Another sentence down
Lately, the questions I am asked most often are “how is your book going?” and “when will it be finished?”
The second question has a shorter answer, so I’ll start with that. “Soon, I hope.”
The first will need a bit of background information.
At the start of 2010, I began the planning process of a novel which started with a single sentence, describing the plot in 15 words or less. The sentence grew into an outline of three acts, which turned into a one page synopsis, then a four page synopsis and finally a listing of each individual scene. I wrote reference guides for all characters and narrative summaries from the points of view of the protagonists.
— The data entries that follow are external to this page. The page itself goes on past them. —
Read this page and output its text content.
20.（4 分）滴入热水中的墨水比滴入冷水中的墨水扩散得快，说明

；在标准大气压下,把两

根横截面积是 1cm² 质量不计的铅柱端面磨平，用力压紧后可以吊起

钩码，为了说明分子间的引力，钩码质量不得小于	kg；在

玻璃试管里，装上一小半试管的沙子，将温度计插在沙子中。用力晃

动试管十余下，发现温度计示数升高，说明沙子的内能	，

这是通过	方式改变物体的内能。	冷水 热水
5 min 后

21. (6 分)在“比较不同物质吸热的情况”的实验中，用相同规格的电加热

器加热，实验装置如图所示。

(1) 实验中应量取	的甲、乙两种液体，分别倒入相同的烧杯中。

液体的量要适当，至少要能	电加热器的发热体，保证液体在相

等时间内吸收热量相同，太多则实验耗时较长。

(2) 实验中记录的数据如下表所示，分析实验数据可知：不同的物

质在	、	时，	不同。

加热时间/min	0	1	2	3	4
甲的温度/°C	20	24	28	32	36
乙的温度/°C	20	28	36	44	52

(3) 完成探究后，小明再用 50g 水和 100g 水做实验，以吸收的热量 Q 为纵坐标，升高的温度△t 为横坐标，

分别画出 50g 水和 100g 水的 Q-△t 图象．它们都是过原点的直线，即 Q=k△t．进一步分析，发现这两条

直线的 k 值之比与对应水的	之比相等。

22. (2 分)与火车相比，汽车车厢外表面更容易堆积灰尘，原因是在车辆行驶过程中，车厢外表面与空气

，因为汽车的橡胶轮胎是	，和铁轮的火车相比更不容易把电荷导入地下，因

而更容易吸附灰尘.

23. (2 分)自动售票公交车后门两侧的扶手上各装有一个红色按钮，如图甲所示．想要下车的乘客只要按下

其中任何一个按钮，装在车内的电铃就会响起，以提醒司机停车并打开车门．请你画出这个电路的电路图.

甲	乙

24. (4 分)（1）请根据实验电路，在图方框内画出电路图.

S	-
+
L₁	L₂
Each step inevitably resulted in rework, until several iterations and countless moments of frustration later, I felt ready to start writing the book.
To cut a long story short, I am now editing a complete novel, scrutinising each sentence – line by line.
With painstaking preparation behind me, I am fairly confident that I probably won’t change the high level structure or the sequence of scenes too much.
Unfortunately, I can’t say the same of the “clips” that make up the rest.
And this is the question I ask myself every time I open a word processor to start a day of editing – At what point will I be satisfied that I have written a particular sentence as best I can or at least well enough, to move onto the next sentence without looking back?
This is what I struggle with.
For someone like me, the editing of a new chapter can only be described as agony, going through several stages of culling and cutting and putting it all back again, of rubbishing and then changing individual words and sentences until, all of a sudden, it reads the way I want it to read and for some reason flows again, unlike before.
At that moment, all is right with the world and the end is finally in sight.
Until I start editing the next chapter.